Feature request to use a self-hosted embedding model
Would it be possible to use a self-hosted embedding mode?
Something along the lines of: ghcr.io/huggingface/text-embeddings-inference
Where you can provide a model like: sentence-transformers/all-MiniLM-L6-v2
Let me know if this is a silly idea, but I would like to use a self hosted model without being forced to use openai/gemini, then at the same time the chat model can be from something behind litellm.
Hey, this should already work with ollama. Did not test with the model you mentioned but this would be the configs:
- Setting LLM_PROVIDER=ollama (coming soon => but works basiscally already)
- Setting EMBEDDING_MODEL=sentence-transformers/all-MiniLM-L6-v2 (or any other model, not sure if you need to pull it yourself first at the moment)
- Running the embedding service on localhost:11434
@tazmon95 Assigned to you as i think your PR will solve this?

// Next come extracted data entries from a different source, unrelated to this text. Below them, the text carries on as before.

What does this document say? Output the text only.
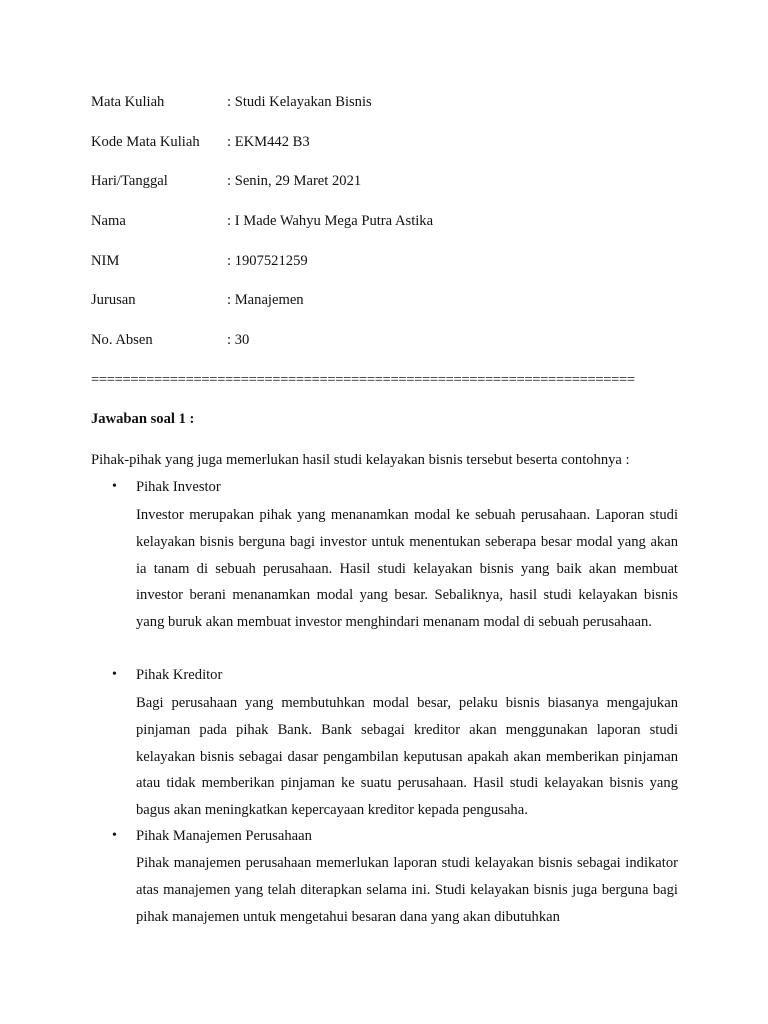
Mata Kuliah	: Studi Kelayakan Bisnis
Kode Mata Kuliah : EKM442 B3
Hari/Tanggal	: Senin, 29 Maret 2021
Nama	: I Made Wahyu Mega Putra Astika
NIM	: 1907521259
Jurusan	: Manajemen
No. Absen	: 30
=====================================================================
Jawaban soal 1 :
Pihak-pihak yang juga memerlukan hasil studi kelayakan bisnis tersebut beserta contohnya :
• Pihak Investor
Investor merupakan pihak yang menanamkan modal ke sebuah perusahaan. Laporan studi kelayakan bisnis berguna bagi investor untuk menentukan seberapa besar modal yang akan ia tanam di sebuah perusahaan. Hasil studi kelayakan bisnis yang baik akan membuat investor berani menanamkan modal yang besar. Sebaliknya, hasil studi kelayakan bisnis yang buruk akan membuat investor menghindari menanam modal di sebuah perusahaan.
• Pihak Kreditor
Bagi perusahaan yang membutuhkan modal besar, pelaku bisnis biasanya mengajukan pinjaman pada pihak Bank. Bank sebagai kreditor akan menggunakan laporan studi kelayakan bisnis sebagai dasar pengambilan keputusan apakah akan memberikan pinjaman atau tidak memberikan pinjaman ke suatu perusahaan. Hasil studi kelayakan bisnis yang bagus akan meningkatkan kepercayaan kreditor kepada pengusaha.
• Pihak Manajemen Perusahaan
Pihak manajemen perusahaan memerlukan laporan studi kelayakan bisnis sebagai indikator atas manajemen yang telah diterapkan selama ini. Studi kelayakan bisnis juga berguna bagi pihak manajemen untuk mengetahui besaran dana yang akan dibutuhkan
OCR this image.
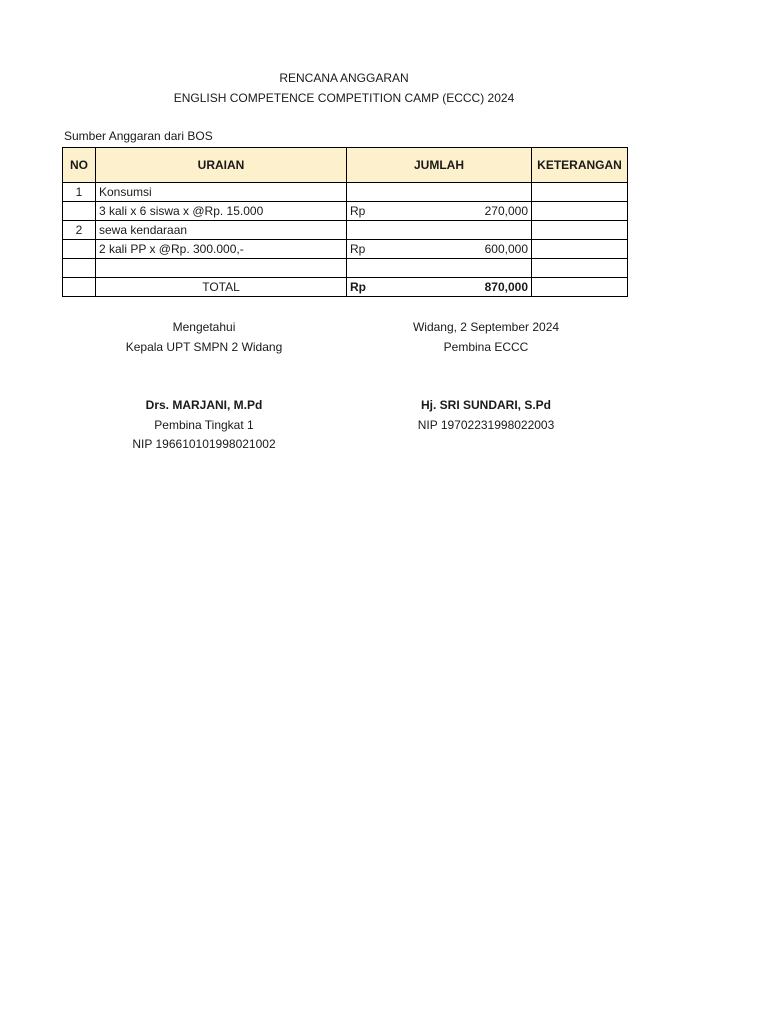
RENCANA ANGGARAN
ENGLISH COMPETENCE COMPETITION CAMP (ECCC) 2024
Sumber Anggaran dari BOS
NO	URAIAN	JUMLAH	KETERANGAN
1	Konsumsi	

	3 kali x 6 siswa x @Rp. 15.000	Rp 270,000	

2	sewa kendaraan	

	2 kali PP x @Rp. 300.000,-	Rp 600,000	

	TOTAL	Rp 870,000	

Mengetahui
Kepala UPT SMPN 2 Widang
Drs. MARJANI, M.Pd
Pembina Tingkat 1
NIP 196610101998021002
Widang, 2 September 2024
Pembina ECCC
Hj. SRI SUNDARI, S.Pd
NIP 19702231998022003
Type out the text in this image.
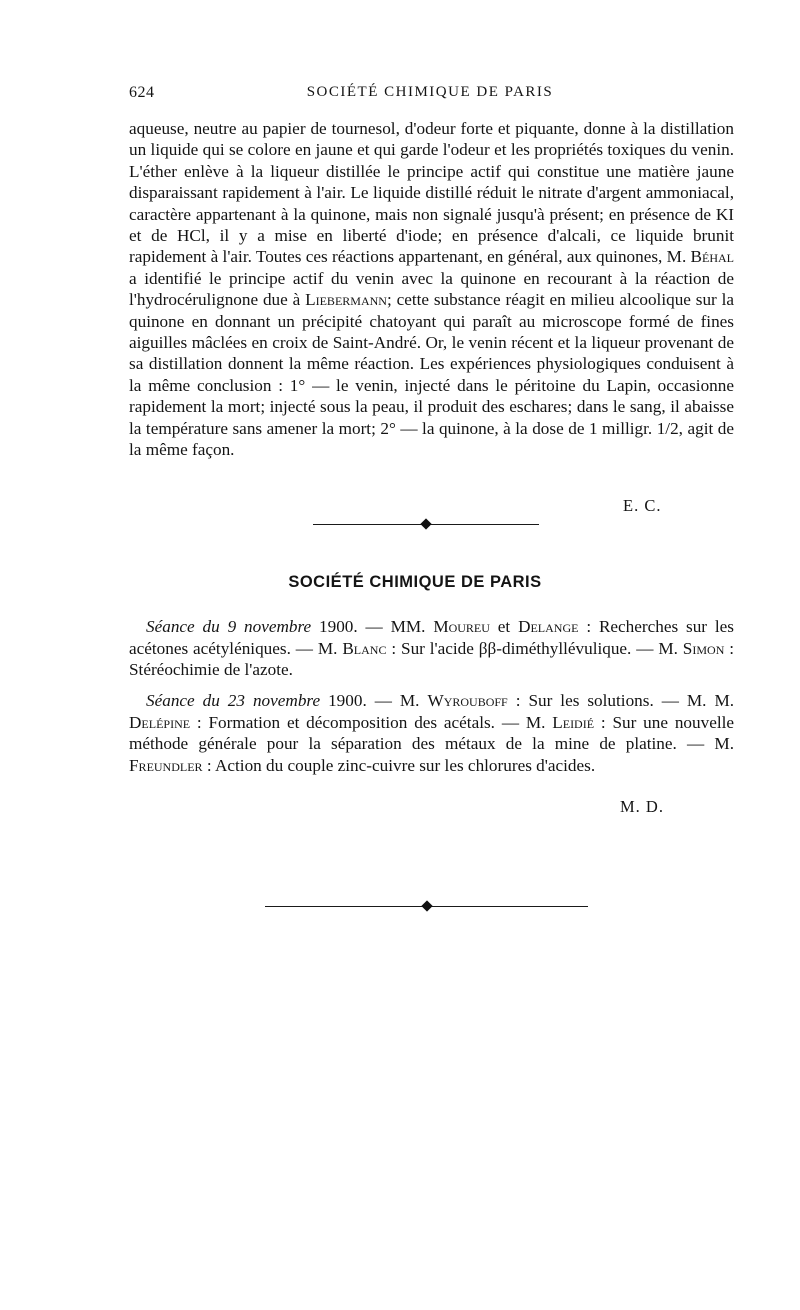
624	SOCIÉTÉ CHIMIQUE DE PARIS
aqueuse, neutre au papier de tournesol, d'odeur forte et piquante, donne à la distillation un liquide qui se colore en jaune et qui garde l'odeur et les propriétés toxiques du venin. L'éther enlève à la liqueur distillée le principe actif qui constitue une matière jaune disparaissant rapidement à l'air. Le liquide distillé réduit le nitrate d'argent ammoniacal, caractère appartenant à la quinone, mais non signalé jusqu'à présent; en présence de KI et de HCl, il y a mise en liberté d'iode; en présence d'alcali, ce liquide brunit rapidement à l'air. Toutes ces réactions appartenant, en général, aux quinones, M. Béhal a identifié le principe actif du venin avec la quinone en recourant à la réaction de l'hydrocérulignone due à Liebermann; cette substance réagit en milieu alcoolique sur la quinone en donnant un précipité chatoyant qui paraît au microscope formé de fines aiguilles mâclées en croix de Saint-André. Or, le venin récent et la liqueur provenant de sa distillation donnent la même réaction. Les expériences physiologiques conduisent à la même conclusion : 1° — le venin, injecté dans le péritoine du Lapin, occasionne rapidement la mort; injecté sous la peau, il produit des eschares; dans le sang, il abaisse la température sans amener la mort; 2° — la quinone, à la dose de 1 milligr. 1/2, agit de la même façon.
E. C.
SOCIÉTÉ CHIMIQUE DE PARIS
Séance du 9 novembre 1900. — MM. Moureu et Delange : Recherches sur les acétones acétyléniques. — M. Blanc : Sur l'acide ββ-diméthyllévulique. — M. Simon : Stéréochimie de l'azote.
Séance du 23 novembre 1900. — M. Wyrouboff : Sur les solutions. — M. M. Delépine : Formation et décomposition des acétals. — M. Leidié : Sur une nouvelle méthode générale pour la séparation des métaux de la mine de platine. — M. Freundler : Action du couple zinc-cuivre sur les chlorures d'acides.
M. D.
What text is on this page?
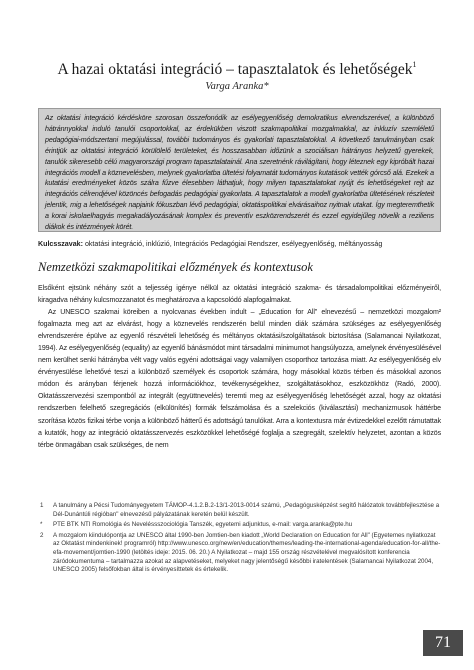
A hazai oktatási integráció – tapasztalatok és lehetőségek$^1$
Varga Aranka*

Az oktatási integráció kérdésköre szorosan összefonódik az esélyegyenlőség demokratikus elvrendszerével, a különböző hátránnyokkal induló tanulói csoportokkal, az érdekükben viszott szakmapolitikai mozgalmakkal, az inkluzív szemléletű pedagógiai-módszertani megújulással, további tudományos és gyakorlati tapasztalatokkal. A következő tanulmányban csak érintjük az oktatási integráció körülölelő területeket, és hosszasabban időzünk a szociálisan hátrányos helyzetű gyerekek, tanulók sikeresebb célú magyarországi program tapasztalatainál. Ana szeretnénk rávilágítani, hogy léteznek egy kipróbált hazai integrációs modell a köznevelésben, melynek gyakorlatba ültetési folyamatát tudományos kutatások vették górcső alá. Ezekek a kutatási eredményeket közös szálra fűzve élesebben láthatjuk, hogy milyen tapasztalatokat nyújt és lehetőségeket rejt az integrációs célrendjével közöncés befogadás pedagógiai gyakorlata. A tapasztalatok a modell gyakorlatba ültetésének részleteit jelentik, mig a lehetőségek napjaink fókuszban lévő pedagógiai, oktatáspolitikai elvárásaihoz nyitnak utakat. Így megteremthetik a korai iskolaelhagyás megakadályozásának komplex és preventív eszközrendszerét és ezzel egyidejűleg növelik a reziliens diákok és intézmények körét.

Kulcsszavak: oktatási integráció, inklúzió, Integrációs Pedagógiai Rendszer, esélyegyenlőség, méltányosság
Nemzetközi szakmapolitikai előzmények és kontextusok

Elsőként ejtsünk néhány szót a teljesség igénye nélkül az oktatási integráció szakma- és társadalompolitikai előzményeiről, kiragadva néhány kulcsmozzanatot és meghatározva a kapcsolódó alapfogalmakat.

Az UNESCO szakmai köreiben a nyolcvanas években indult – „Education for All" elnevezésű – nemzetközi mozgalom² fogalmazta meg azt az elvárást, hogy a köznevelés rendszerén belül minden diák számára szükséges az esélyegyenlőség elvrendszerére épülve az egyenlő részvételi lehetőség és méltányos oktatási/szolgáltatások biztosítása (Salamancai Nyilatkozat, 1994). Az esélyegyenlőség (equality) az egyenlő bánásmódot mint társadalmi minimumot hangsúlyozza, amelynek érvényesülésével nem kerülhet senki hátrányba vélt vagy valós egyéni adottságai vagy valamilyen csoporthoz tartozása miatt. Az esélyegyenlőség elv érvényesülése lehetővé teszi a különböző személyek és csoportok számára, hogy másokkal közös térben és másokkal azonos módon és arányban férjenek hozzá információkhoz, tevékenységekhez, szolgáltatásokhoz, eszközökhöz (Radó, 2000). Oktatásszervezési szempontból az integrált (együttnevelés) teremti meg az esélyegyenlőség lehetőségét azzal, hogy az oktatási rendszerben felelhető szegregációs (elkülönítés) formák felszámolása és a szelekciós (kiválasztási) mechanizmusok háttérbe szorítása közös fizikai térbe vonja a különböző hátterű és adottságú tanulókat. Arra a kontextusra már évtizedekkel ezelőtt rámutattak a kutatók, hogy az integráció oktatásszervezés eszközökkel lehetőségé foglalja a szegregált, szelektív helyzetet, azontan a közös térbe önmagában csak szükséges, de nem

1 A tanulmány a Pécsi Tudományegyetem TÁMOP-4.1.2.B.2-13/1-2013-0014 számú, „Pedagógusképzést segítő hálózatok továbbfejlesztése a Dél-Dunántúli régióban" elnevezésű pályázatának keretén belül készült.
* PTE BTK NTI Romológia és Neveléssszociológia Tanszék, egyetemi adjunktus, e-mail: varga.aranka@pte.hu
2 A mozgalom kiindulópontja az UNESCO által 1990-ben Jomtien-ben kiadott „World Declaration on Education for All" (Egyetemes nyilatkozat az Oktatást mindenkinek! programról) http://www.unesco.org/new/en/education/themes/leading-the-international-agenda/education-for-all/the-efa-movement/jomtien-1990 (letöltés ideje: 2015. 06. 20.) A Nyilatkozat – majd 155 ország részvételével megvalósított konferencia záródokumentuma – tartalmazza azokat az alapvetéseket, melyeket nagy jelentőségű későbbi iratelentések (Salamancai Nyilatkozat 2004, UNESCO 2005) felsőfokban által is érvényesíttetek és értekelik.
71
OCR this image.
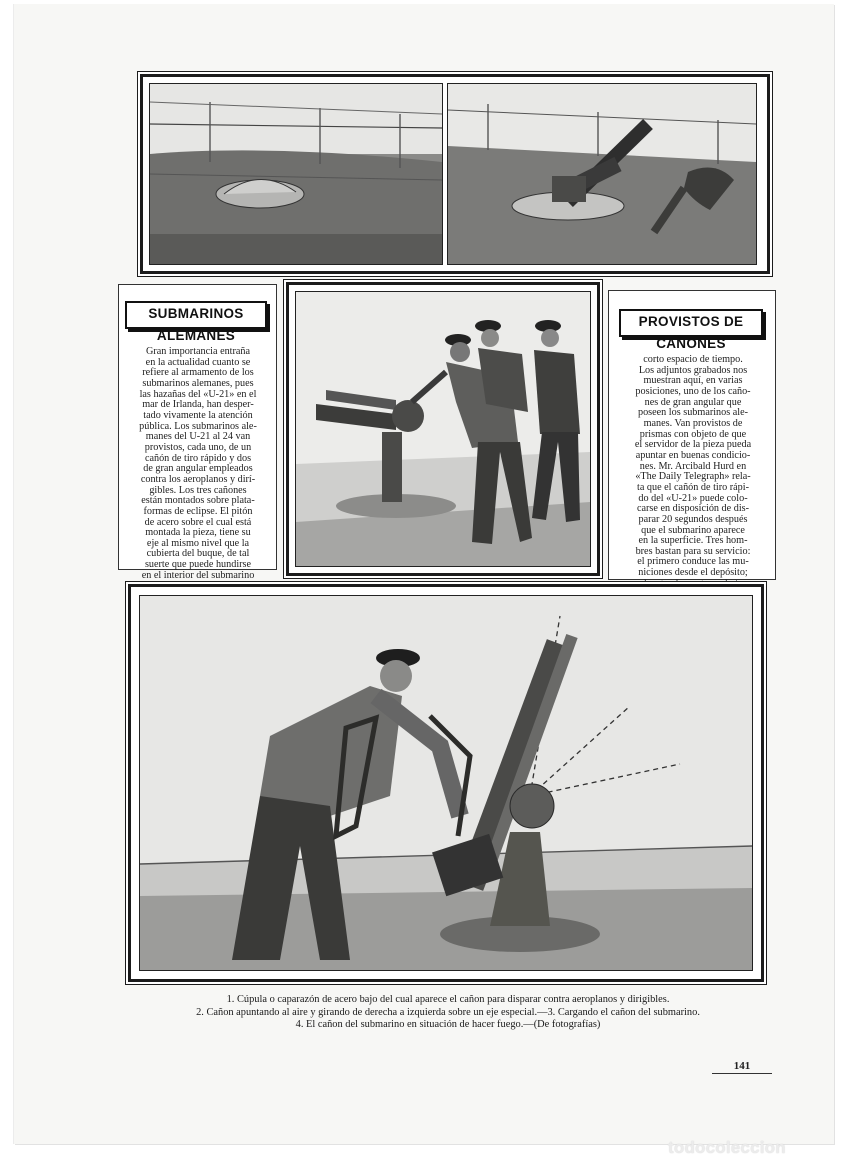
SUBMARINOS ALEMANES
Gran importancia entraña
en la actualidad cuanto se
refiere al armamento de los
submarinos alemanes, pues
las hazañas del «U-21» en el
mar de Irlanda, han desper-
tado vivamente la atención
pública. Los submarinos ale-
manes del U-21 al 24 van
provistos, cada uno, de un
cañón de tiro rápido y dos
de gran angular empleados
contra los aeroplanos y dirí-
gibles. Los tres cañones
están montados sobre plata-
formas de eclipse. El pitón
de acero sobre el cual está
montada la pieza, tiene su
eje al mismo nivel que la
cubierta del buque, de tal
suerte que puede hundirse
en el interior del submarino
PROVISTOS DE CAÑONES
corto espacio de tiempo.
Los adjuntos grabados nos
muestran aquí, en varias
posiciones, uno de los caño-
nes de gran angular que
poseen los submarinos ale-
manes. Van provistos de
prismas con objeto de que
el servidor de la pieza pueda
apuntar en buenas condicio-
nes. Mr. Arcibald Hurd en
«The Daily Telegraph» rela-
ta que el cañón de tiro rápi-
do del «U-21» puede colo-
carse en disposición de dis-
parar 20 segundos después
que el submarino aparece
en la superficie. Tres hom-
bres bastan para su servicio:
el primero conduce las mu-
niciones desde el depósito;
1. Cúpula o caparazón de acero bajo del cual aparece el cañon para disparar contra aeroplanos y dirigibles.
2. Cañon apuntando al aire y girando de derecha a izquierda sobre un eje especial.—3. Cargando el cañon del submarino.
4. El cañon del submarino en situación de hacer fuego.—(De fotografías)
141
todocoleccion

@Wirasm What I'm working on will enable selfhosted Ollama embedding models, but not directly from a Hugging Face model hosted locally. I'd put this in the backlog right now
I can confirm successful use of ollama, at least for embedding using nomic model. But the documentation to that regard is quite scarce.
I had to use an openai compatible url: http://<ollama_url>:11434/v1 where the v1 is mandatory.
@vlebourl a bigger update for Ollama is coming in the next days and better docs. @tazmon95 please take a look so cover this if not, but I guess it is :)
looking forward to it as I'm dirty patching the code on my end to make it semi work for now 😅. Do you have a feature branch to test somewhere and report bugs if it can help?